I shouldn’t enjoy it as much as I do, but I love when I can spot a scholar’s dislike of a historical personage—it shows their humanity. Perhaps the pretense of neutrality is what makes us academics so vitriolic when writing in nonacademic settings. FINALLY WE CAN LASH OUT.
Here’s what Susan Karant-Nunn has to say about Calvin:
“Calvin’s expatiation on Christ’s suffering is almost nil. Having, we assume, read the scriptural text aloud, he then refers to it almost obliquely, as a springboard for his remarks on Christians’ moral condition, which is poor.”

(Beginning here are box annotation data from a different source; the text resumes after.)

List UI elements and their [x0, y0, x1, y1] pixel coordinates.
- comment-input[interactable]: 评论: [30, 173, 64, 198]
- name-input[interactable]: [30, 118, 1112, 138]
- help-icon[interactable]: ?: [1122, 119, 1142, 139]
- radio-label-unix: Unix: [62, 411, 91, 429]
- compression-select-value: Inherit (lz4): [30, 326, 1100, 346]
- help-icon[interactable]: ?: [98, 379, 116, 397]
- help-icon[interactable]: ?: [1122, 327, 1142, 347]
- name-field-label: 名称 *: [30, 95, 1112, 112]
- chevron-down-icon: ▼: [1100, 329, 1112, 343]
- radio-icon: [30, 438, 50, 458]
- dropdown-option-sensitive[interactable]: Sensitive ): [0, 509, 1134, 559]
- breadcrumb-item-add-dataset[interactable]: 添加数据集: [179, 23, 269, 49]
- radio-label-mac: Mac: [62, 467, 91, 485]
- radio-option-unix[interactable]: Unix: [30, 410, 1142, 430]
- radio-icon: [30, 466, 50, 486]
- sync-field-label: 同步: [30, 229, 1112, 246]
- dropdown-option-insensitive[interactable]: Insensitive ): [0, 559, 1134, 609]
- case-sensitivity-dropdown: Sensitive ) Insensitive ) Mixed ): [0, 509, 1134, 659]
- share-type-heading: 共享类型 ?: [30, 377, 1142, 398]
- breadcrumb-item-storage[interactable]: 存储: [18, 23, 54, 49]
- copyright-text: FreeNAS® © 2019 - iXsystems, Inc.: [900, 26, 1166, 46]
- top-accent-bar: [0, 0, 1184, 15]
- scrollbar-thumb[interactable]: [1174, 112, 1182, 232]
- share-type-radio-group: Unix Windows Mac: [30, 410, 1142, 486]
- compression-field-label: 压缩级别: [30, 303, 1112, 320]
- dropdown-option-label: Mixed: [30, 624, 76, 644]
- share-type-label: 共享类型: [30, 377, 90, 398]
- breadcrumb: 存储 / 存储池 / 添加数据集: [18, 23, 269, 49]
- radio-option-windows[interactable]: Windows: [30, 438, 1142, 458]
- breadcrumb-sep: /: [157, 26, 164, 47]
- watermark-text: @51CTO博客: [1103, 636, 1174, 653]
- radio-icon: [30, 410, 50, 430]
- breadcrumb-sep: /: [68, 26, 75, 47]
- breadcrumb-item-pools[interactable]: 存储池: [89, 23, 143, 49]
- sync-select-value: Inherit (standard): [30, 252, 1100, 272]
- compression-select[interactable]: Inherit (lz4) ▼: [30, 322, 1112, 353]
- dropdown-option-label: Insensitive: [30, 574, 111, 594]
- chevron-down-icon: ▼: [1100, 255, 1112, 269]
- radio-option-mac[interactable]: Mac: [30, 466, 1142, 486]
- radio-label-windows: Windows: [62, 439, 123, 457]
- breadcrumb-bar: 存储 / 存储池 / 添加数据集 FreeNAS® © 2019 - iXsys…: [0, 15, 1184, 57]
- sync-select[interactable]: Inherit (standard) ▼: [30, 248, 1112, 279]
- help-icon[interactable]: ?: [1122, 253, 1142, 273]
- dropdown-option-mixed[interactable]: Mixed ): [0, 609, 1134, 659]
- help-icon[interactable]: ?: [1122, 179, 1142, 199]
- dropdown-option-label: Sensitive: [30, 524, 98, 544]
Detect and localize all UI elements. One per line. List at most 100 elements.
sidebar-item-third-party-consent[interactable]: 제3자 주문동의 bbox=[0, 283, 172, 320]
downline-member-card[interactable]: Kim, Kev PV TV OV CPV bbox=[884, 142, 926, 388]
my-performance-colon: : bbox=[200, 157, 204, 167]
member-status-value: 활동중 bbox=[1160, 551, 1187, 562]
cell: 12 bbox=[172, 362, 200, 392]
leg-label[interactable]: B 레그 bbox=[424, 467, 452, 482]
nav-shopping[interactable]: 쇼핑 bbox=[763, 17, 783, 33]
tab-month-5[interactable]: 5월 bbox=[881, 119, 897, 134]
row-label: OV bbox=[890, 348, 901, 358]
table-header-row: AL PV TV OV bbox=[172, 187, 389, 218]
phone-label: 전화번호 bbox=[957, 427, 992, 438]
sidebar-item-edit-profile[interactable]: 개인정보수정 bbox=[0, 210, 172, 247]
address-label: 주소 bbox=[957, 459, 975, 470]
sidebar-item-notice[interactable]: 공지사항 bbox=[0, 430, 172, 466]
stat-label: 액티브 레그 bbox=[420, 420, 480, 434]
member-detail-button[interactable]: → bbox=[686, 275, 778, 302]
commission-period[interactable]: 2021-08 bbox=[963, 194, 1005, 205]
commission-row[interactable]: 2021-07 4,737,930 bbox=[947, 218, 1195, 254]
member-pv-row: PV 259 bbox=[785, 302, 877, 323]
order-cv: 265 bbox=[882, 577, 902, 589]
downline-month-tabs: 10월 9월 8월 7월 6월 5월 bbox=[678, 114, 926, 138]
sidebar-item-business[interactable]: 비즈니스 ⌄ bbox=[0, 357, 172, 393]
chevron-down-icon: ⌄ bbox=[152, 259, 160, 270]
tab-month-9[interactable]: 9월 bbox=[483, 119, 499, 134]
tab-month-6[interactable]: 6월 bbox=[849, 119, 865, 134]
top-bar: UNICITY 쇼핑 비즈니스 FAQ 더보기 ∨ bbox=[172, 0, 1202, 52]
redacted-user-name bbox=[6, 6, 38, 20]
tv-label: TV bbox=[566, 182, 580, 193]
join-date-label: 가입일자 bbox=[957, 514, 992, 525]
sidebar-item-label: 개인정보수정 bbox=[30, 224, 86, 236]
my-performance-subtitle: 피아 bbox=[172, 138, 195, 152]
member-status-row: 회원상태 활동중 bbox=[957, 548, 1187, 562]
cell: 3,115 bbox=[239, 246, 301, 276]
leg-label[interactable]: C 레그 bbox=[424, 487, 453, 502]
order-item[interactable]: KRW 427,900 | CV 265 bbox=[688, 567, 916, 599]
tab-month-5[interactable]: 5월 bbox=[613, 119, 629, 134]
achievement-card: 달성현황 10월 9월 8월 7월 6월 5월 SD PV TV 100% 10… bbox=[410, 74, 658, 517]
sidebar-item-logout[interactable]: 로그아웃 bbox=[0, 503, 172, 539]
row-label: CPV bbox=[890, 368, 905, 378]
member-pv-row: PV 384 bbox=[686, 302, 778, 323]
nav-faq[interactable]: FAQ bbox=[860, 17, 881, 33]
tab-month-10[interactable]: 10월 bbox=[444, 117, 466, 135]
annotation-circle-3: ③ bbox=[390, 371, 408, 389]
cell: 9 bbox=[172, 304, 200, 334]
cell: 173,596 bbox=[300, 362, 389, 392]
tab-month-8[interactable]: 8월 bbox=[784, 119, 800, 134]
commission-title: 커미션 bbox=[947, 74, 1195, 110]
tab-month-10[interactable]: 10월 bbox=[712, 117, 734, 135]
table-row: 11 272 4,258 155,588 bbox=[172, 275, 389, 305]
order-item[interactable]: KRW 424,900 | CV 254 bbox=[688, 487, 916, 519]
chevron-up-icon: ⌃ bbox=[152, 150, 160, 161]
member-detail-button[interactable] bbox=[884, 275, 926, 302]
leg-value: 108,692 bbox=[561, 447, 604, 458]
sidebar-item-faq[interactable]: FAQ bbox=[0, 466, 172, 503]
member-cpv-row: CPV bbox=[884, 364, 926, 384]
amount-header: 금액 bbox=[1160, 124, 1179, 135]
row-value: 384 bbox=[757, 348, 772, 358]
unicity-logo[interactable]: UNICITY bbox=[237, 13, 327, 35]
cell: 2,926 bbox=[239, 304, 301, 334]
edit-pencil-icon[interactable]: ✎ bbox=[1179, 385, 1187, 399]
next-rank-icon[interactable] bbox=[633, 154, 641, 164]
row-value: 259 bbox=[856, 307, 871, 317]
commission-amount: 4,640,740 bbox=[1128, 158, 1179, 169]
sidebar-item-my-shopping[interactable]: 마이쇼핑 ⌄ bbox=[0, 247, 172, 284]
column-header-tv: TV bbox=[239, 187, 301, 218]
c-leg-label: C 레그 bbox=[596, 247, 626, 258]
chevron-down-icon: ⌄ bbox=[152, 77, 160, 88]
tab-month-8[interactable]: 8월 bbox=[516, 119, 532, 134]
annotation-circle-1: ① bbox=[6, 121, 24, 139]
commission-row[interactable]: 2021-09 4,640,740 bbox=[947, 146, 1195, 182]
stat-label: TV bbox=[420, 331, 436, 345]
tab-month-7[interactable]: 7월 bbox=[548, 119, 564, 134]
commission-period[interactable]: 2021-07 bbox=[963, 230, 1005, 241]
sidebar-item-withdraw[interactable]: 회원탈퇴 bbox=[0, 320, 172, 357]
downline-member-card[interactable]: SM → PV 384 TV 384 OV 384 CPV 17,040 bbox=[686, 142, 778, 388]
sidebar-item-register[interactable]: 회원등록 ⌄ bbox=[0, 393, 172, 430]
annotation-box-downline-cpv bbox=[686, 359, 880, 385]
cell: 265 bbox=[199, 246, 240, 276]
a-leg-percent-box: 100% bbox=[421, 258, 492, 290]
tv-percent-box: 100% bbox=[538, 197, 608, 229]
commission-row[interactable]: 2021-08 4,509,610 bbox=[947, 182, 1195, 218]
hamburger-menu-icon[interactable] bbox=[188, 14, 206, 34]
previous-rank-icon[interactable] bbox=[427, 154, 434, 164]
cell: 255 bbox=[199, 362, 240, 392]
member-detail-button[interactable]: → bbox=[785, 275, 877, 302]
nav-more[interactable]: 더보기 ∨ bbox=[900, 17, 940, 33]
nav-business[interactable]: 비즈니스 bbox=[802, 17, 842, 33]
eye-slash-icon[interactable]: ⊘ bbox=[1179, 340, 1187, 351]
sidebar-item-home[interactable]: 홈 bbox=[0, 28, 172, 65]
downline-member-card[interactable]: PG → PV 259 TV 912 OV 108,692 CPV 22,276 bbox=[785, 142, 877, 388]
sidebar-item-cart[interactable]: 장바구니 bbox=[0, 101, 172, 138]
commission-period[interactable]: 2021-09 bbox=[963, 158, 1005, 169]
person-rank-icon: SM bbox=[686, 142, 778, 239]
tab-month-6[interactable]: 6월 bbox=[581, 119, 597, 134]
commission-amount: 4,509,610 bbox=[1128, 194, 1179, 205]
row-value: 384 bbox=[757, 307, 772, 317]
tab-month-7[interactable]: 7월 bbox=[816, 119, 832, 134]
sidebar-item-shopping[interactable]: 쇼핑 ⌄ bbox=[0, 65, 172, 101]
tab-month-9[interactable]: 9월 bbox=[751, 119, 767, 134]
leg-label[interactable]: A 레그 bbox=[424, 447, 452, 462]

It’s veiled, but it’s there–the not-quite-scholarly use of “nil,” the sarcastic rhythm, the clipped end of the second sentence.
“The emotional trajectory of these Passion sermons is then upward; the congregation is taken from the horror and depths of its corruption to, in conclusion, the possibility of reconciliation with the Heavenly Father. Perhaps the series should have ended on this note.”
So delightfully dry! Why, you ask, should it have ended on this note?
“But in the final sermon, on the Resurrection, Calvin remarks on the fact that the women who went to Christ’s tomb preceded the disciples in hearing the astonishing news. In telling about the Resurrection first to women, who are by nature weak, ignorant, and infirm, God wanted to demonstrate ‘the humbleness of our faith.’ The men, normally elevated and designated to engage in public transactions, deserved punishment, in any case, for having abandoned their master. But God accepts the service even of the weak–he is referring here to the women.”
How about this?
“Unquestionably, Calvin adheres to the doctrine of the atonement; it is central to his conception of salvation for worthless humankind. Yet, so important is it to him to impress his charges with their worthlessness that he resorts to the emotive vocabulary of shaming and condemnation. His language is extreme, and it is designed to break down any lingering sense of self-worth and self-reliance in those around him. His initial stress is upon the nullity of human self-esteem. He proffers the atonement only secondarily, after he has rhetorically (he hopes) reduced his audience to the verminous level to which he repeatedly assigns it.”
Whew. (Also, incredibly effective as a piece of persuasion; I had no particular feelings about Calvin before, but I like Calvin him a lot less after reading this.)